Maryam’s father supervised almost a hundred police officers; the rank of general is very important. But when she was two months old, tragedy entered her life. Her mother was cleaning their home and while cleaning the general’s gun, she accidentally shot herself.
Her mother died as a result of the gunshot wound. Maryam’s father was so upset that he could not cope with looking after a baby and he sent Maryam to live with her grandmother. It did not take long for the general to find a new wife. But his new wife was a stranger to the general’s relatives. She did not seem like family to them.
When Maryam grew older, an aunt who lived outside Afghanistan invited her to come stay.
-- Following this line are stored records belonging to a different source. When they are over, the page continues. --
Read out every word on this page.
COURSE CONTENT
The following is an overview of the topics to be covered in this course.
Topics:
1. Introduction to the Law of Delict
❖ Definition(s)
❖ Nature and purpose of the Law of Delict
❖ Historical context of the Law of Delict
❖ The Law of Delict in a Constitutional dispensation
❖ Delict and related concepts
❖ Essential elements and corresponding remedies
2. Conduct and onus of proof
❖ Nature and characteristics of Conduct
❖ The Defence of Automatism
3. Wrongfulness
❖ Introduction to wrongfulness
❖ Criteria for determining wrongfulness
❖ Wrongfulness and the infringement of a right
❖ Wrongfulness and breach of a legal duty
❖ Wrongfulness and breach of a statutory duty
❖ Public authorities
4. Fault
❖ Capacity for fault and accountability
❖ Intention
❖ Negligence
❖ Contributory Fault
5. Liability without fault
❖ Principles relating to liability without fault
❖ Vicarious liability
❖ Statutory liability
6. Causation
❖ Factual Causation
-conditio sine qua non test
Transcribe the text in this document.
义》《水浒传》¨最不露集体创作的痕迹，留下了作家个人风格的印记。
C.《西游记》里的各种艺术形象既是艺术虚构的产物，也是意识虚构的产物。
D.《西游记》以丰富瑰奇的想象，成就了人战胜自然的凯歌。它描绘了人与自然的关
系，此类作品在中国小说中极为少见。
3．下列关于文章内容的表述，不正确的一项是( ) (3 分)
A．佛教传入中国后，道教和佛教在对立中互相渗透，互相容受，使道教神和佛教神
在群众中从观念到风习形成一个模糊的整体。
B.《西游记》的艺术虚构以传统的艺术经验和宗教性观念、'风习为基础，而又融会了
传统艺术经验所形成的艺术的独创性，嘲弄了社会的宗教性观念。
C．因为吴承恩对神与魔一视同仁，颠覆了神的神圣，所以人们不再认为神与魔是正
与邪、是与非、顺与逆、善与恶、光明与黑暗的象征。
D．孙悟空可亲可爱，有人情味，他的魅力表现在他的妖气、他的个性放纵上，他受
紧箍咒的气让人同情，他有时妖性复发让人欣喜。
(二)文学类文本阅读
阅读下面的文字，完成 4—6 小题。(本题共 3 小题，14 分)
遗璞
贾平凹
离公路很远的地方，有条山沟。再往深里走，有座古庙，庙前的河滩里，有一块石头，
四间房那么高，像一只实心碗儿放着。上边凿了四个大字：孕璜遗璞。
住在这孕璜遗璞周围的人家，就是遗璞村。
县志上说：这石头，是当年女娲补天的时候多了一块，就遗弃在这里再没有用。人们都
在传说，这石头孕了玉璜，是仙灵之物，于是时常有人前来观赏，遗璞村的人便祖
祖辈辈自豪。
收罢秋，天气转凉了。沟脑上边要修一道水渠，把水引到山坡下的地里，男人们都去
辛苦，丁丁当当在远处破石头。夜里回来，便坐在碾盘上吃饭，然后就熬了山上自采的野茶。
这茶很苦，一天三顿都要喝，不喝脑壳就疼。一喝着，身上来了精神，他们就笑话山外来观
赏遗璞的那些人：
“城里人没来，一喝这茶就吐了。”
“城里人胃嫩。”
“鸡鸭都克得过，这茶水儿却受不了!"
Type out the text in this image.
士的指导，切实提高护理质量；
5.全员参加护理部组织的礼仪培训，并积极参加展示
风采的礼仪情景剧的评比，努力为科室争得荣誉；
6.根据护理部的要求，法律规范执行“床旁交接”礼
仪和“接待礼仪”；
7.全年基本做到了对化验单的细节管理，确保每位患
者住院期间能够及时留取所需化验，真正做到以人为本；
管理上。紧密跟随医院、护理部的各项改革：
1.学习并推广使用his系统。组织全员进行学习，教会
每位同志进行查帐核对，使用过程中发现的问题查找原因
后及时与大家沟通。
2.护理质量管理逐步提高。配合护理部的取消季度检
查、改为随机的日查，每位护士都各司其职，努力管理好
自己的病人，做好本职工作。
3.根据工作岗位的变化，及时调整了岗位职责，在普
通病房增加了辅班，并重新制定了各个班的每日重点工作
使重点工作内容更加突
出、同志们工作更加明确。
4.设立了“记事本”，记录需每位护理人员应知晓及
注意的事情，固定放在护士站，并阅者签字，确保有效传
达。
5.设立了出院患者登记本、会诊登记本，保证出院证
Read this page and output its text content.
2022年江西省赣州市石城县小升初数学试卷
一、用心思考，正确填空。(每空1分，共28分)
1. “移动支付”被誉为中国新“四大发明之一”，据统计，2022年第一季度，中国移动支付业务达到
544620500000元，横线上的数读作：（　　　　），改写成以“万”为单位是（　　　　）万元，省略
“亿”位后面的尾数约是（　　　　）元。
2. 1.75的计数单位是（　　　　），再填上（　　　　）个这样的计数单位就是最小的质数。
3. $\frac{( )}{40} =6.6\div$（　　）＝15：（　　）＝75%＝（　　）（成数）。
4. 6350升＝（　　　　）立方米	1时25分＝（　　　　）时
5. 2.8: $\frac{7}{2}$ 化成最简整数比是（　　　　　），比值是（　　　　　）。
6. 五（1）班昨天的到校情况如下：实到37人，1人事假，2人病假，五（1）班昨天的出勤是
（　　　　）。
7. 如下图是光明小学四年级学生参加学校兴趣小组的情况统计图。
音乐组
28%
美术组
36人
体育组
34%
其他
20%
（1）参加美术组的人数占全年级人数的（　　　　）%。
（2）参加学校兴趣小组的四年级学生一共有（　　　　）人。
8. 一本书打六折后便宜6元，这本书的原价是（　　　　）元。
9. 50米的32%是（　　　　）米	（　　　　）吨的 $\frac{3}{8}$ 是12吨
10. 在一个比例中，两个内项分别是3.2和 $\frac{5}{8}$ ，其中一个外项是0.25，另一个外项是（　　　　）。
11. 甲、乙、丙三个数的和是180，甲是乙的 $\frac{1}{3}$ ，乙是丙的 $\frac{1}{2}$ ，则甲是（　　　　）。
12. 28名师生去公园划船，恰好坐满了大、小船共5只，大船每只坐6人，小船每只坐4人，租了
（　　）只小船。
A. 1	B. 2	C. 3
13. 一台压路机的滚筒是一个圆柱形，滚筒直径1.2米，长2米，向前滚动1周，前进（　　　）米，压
She lived in Denmark. Maryam could study there, and she could also get a black market job and send money back to her family in Afghanistan, even though she was underage. So Maryam went to Denmark. She got a job. She worked hard and supported her family. But her family did not appreciate her. They were not grateful at all!
Eventually, Maryam returned home to Kabul, but again, things did not work out well for her. The general’s wife, now Maryam’s stepmother, did not like her. She was jealous. Maryam had an education from outside Afghanistan; she was beautiful and she had a job.
The stepmother resented this and Maryam’s stepsisters resented it too and encouraged Maryam’s father to hate her. Every day her father hit her for different reasons. If she got home late from her office job, her father asked her where she had been and then hit her. Maryam had to do all the chores in the home. She could not go out to shop without someone to accompany her. If boys saw a girl alone, they would harass her.
Maryam wanted to leave her father’s family. She made a case for herself, and an uncle in Canada invited her to live there. She moved to Canada where she hoped life would be better.
But now, without work or a scholarship so she can study, she has little. She is very lonely and saddened by all that has happened. Like so many Afghan women, she has been through so many hardships her soul is wounded.